Selain itu, tim peneliti turut mengkaji peran Polri dalam mendukung program ketahanan pangan nasional sebagai bagian dari implementasi Rencana Pembangunan Jangka Menengah Nasional (RPJMN) 2025–2029. Fokus utama diarahkan pada penguatan produksi dan distribusi komoditas jagung guna mewujudkan swasembada pangan.
Polri tidak hanya berperan dalam aspek pengamanan, tetapi juga melalui pemanfaatan pekarangan bergizi, optimalisasi lahan produktif, pengawasan distribusi pangan, serta rekrutmen Bintara Kompetensi Khusus (Bakomsus) Pertanian. Pendekatan ini menegaskan transformasi peran Polri sebagai fasilitator, koordinator lintas sektor, sekaligus pendamping masyarakat dalam menjaga stabilitas wilayah produksi dan distribusi pangan.

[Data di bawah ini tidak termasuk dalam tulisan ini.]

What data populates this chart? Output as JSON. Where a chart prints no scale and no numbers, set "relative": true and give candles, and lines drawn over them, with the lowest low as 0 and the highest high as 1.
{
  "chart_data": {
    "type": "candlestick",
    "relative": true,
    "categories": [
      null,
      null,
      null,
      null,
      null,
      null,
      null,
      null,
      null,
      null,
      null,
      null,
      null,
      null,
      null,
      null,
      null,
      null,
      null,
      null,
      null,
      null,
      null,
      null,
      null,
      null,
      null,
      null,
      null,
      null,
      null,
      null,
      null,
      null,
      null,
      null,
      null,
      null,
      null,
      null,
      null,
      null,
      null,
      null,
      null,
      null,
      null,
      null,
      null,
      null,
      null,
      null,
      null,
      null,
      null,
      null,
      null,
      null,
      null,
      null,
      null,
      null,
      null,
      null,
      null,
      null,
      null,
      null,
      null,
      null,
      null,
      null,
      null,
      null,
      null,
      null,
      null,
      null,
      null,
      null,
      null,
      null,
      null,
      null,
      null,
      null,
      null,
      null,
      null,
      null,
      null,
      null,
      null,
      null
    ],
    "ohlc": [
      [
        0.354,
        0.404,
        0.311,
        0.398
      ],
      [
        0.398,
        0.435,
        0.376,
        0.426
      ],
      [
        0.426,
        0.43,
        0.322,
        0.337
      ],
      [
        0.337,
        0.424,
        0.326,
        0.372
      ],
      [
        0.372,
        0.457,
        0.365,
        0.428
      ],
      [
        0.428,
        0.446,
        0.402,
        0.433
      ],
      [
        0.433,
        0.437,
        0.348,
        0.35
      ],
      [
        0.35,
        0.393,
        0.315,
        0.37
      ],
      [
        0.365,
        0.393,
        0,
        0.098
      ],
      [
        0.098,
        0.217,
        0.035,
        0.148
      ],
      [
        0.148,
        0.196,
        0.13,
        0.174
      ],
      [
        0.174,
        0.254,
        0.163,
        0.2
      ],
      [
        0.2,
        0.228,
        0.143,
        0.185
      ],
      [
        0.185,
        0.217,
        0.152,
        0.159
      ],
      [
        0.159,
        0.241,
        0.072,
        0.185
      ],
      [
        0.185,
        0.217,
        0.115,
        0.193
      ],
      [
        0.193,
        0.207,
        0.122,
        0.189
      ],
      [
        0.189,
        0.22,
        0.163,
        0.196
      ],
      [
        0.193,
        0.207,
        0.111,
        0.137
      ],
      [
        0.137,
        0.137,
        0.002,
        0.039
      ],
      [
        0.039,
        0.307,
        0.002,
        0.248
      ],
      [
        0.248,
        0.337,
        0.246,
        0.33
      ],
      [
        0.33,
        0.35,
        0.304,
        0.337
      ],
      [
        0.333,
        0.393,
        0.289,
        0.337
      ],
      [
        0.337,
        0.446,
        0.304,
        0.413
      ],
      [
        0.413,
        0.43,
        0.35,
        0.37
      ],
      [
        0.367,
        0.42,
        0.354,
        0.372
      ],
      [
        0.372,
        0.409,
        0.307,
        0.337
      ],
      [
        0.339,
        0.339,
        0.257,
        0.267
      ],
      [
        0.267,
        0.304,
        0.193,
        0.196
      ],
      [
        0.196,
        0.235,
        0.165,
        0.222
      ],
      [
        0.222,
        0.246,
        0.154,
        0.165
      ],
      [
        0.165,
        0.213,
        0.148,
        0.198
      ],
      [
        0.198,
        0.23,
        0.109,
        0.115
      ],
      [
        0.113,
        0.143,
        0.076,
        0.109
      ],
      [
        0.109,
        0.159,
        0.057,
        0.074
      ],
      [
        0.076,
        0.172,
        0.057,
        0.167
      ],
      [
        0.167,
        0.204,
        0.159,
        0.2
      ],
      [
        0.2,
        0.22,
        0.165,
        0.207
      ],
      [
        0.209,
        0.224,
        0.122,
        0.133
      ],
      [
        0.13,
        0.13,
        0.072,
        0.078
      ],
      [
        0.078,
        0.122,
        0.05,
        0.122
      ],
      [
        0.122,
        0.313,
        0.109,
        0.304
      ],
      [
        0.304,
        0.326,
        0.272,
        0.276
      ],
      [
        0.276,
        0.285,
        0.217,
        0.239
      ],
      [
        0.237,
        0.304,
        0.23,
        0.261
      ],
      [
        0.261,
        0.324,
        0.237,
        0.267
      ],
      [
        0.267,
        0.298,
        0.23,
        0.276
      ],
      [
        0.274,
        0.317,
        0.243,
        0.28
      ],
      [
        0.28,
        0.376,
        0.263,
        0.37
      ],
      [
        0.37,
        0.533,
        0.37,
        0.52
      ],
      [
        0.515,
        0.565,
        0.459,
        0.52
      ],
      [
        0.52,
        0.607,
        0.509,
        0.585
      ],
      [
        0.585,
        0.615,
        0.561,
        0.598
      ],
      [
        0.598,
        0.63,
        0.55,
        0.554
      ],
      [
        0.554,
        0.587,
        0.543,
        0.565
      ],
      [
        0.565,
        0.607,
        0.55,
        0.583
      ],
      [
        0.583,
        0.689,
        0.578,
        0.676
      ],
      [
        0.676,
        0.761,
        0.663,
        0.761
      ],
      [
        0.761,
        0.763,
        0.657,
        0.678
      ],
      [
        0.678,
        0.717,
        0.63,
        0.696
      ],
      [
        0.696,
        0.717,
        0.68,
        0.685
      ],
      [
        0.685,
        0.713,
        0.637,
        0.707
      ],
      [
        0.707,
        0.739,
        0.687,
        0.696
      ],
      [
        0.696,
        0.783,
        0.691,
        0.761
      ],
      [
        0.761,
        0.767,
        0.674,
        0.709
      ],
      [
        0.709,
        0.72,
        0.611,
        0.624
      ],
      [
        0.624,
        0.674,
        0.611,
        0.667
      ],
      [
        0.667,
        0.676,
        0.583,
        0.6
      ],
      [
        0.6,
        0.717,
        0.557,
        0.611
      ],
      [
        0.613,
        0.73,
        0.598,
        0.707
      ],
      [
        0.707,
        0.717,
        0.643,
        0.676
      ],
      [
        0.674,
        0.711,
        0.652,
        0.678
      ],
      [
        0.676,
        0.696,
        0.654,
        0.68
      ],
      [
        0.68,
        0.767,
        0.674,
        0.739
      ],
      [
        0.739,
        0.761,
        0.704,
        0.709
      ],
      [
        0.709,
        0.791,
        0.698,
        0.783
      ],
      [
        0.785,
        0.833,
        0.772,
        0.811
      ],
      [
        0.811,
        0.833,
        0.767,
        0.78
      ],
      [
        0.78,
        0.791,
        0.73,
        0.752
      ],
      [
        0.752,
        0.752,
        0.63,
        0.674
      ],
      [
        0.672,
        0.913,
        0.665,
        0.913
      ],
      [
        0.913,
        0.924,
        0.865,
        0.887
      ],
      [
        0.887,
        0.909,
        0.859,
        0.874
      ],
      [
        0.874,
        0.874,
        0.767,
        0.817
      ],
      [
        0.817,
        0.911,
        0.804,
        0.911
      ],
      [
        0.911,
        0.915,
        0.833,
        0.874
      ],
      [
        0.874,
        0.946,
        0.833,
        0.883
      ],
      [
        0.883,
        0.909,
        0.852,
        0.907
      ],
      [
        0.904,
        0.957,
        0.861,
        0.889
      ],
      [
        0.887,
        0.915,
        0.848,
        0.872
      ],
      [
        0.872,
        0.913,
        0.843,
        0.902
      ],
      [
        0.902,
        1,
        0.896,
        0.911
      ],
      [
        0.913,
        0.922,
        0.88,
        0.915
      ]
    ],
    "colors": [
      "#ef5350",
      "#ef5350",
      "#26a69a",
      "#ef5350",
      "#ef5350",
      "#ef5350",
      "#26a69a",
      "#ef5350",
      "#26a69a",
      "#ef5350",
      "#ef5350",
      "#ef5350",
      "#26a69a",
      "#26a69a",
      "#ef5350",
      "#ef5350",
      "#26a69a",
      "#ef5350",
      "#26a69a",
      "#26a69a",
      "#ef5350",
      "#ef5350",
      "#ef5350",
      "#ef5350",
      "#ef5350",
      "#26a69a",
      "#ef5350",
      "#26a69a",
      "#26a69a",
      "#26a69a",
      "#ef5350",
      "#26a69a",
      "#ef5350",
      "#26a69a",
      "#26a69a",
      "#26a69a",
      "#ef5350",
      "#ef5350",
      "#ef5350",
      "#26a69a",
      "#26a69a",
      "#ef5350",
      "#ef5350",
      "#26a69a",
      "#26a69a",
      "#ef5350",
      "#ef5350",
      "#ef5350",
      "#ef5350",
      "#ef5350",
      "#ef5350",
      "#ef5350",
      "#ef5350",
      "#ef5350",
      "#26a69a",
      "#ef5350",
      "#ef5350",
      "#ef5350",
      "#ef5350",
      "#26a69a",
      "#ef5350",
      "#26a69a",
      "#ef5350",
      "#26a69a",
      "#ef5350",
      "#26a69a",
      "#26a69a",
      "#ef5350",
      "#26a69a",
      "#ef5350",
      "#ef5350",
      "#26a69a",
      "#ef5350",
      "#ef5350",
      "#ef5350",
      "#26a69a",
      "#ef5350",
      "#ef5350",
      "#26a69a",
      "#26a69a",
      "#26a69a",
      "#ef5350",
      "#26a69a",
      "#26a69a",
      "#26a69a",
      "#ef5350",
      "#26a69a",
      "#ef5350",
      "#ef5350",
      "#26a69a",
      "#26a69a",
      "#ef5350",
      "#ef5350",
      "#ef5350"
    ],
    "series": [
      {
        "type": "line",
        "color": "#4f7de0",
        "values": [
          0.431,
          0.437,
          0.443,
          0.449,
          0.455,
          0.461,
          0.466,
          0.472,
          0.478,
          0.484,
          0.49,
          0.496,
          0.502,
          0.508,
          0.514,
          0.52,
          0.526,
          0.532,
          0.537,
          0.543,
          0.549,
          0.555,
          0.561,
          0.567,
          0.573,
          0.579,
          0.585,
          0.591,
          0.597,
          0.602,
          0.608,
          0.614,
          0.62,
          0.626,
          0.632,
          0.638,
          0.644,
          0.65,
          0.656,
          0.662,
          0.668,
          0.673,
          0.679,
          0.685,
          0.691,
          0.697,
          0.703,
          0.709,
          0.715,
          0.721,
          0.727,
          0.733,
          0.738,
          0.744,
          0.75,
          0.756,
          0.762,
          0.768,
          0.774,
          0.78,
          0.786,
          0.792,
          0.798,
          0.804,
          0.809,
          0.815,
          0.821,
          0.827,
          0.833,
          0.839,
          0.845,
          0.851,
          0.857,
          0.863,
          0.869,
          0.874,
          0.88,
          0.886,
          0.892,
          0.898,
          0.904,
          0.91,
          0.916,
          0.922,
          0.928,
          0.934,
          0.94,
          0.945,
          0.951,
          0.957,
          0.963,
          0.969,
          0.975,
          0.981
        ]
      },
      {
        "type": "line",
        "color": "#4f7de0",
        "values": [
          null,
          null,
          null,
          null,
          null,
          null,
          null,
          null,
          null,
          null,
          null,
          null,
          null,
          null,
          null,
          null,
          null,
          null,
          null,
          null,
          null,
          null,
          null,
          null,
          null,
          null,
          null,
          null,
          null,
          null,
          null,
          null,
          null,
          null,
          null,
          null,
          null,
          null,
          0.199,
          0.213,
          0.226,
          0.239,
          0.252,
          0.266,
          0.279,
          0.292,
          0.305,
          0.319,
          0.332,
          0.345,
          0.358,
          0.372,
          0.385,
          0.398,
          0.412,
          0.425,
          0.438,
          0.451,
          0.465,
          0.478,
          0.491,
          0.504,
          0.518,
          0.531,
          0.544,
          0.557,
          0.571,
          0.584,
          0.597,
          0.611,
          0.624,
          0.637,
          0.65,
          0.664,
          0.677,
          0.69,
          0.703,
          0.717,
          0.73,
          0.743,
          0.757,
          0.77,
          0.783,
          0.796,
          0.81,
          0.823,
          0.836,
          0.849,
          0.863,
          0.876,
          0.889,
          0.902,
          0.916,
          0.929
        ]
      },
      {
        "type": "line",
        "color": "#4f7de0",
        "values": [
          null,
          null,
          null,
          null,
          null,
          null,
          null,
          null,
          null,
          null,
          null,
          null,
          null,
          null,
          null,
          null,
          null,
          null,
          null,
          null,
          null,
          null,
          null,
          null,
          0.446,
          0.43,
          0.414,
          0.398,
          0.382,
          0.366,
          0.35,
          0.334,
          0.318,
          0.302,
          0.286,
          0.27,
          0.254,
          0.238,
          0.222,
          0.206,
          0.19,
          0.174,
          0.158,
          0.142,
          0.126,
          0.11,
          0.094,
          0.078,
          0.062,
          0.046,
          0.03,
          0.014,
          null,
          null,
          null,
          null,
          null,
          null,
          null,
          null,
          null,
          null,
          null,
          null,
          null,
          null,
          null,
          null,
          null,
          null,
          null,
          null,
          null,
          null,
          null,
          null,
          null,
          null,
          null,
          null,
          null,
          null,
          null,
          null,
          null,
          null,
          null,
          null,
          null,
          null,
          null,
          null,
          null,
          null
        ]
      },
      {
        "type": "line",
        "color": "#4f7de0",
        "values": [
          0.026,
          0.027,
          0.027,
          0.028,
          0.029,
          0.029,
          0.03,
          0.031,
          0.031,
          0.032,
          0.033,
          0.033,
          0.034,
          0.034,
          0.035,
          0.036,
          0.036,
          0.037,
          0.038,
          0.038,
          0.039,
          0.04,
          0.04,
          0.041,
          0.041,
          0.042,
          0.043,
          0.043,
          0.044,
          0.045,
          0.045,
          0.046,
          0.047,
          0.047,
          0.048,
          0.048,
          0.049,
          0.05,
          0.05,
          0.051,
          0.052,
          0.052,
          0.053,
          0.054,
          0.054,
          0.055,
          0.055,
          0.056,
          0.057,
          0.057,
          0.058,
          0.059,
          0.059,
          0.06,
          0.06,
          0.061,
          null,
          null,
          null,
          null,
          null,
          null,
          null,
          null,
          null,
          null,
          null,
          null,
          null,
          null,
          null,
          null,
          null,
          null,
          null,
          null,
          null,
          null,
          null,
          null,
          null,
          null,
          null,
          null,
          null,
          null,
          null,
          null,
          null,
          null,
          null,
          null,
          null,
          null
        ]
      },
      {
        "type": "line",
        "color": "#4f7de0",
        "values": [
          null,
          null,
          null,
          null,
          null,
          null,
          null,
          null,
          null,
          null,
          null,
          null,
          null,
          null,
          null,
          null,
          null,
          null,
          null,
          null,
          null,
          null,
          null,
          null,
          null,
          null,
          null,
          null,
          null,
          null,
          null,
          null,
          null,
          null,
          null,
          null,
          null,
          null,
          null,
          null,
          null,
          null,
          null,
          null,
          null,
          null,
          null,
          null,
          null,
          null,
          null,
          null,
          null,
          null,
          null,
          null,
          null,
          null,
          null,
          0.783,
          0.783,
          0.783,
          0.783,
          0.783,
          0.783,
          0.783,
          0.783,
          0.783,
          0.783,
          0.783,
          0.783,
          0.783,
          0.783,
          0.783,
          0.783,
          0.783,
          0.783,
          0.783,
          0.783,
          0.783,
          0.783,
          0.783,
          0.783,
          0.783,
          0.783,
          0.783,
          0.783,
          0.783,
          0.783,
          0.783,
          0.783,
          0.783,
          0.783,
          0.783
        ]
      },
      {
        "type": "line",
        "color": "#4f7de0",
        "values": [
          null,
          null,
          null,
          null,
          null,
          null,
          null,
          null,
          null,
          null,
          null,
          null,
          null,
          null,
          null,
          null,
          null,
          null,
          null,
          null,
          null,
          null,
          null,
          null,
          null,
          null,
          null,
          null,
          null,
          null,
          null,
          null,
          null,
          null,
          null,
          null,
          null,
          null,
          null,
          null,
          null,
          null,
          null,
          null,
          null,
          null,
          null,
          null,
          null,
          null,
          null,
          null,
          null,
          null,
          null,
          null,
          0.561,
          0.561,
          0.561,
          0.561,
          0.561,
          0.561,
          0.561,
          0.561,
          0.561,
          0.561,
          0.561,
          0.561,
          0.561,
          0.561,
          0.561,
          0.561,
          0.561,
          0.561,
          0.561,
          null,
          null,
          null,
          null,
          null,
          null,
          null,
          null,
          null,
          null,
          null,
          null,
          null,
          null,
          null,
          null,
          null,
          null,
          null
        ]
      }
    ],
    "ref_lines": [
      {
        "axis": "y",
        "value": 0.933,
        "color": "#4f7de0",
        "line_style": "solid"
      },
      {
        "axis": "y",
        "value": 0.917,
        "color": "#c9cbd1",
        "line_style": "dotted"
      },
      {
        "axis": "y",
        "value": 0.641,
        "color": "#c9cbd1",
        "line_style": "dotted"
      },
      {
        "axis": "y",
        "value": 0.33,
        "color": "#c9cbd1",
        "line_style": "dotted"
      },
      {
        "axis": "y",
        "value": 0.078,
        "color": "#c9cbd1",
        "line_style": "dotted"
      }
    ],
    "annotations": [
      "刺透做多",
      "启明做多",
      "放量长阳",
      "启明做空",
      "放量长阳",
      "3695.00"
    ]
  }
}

Penelitian dilaksanakan menggunakan pendekatan kuantitatif dan kualitatif, melalui pengisian kuesioner daring oleh responden internal pengguna Almatsus Dalmas serta wawancara mendalam kepada informan terkait.

Secara terpisah, Kabid Humas Polda Kepri mengimbau masyarakat yang membutuhkan layanan kepolisian, informasi peta kerawanan, maupun ingin menyampaikan pengaduan agar menghubungi Call Center 110 yang aktif 24 jam atau memanfaatkan aplikasi Polri Super Apps yang tersedia di Google Play Store dan App Store.
Dengan semangat Polri Untuk Masyarakat, diharapkan hasil penelitian ini mampu menjadi landasan penguatan kebijakan strategis guna meningkatkan profesionalisme Polri dalam menjaga keamanan sekaligus mendukung pembangunan nasional.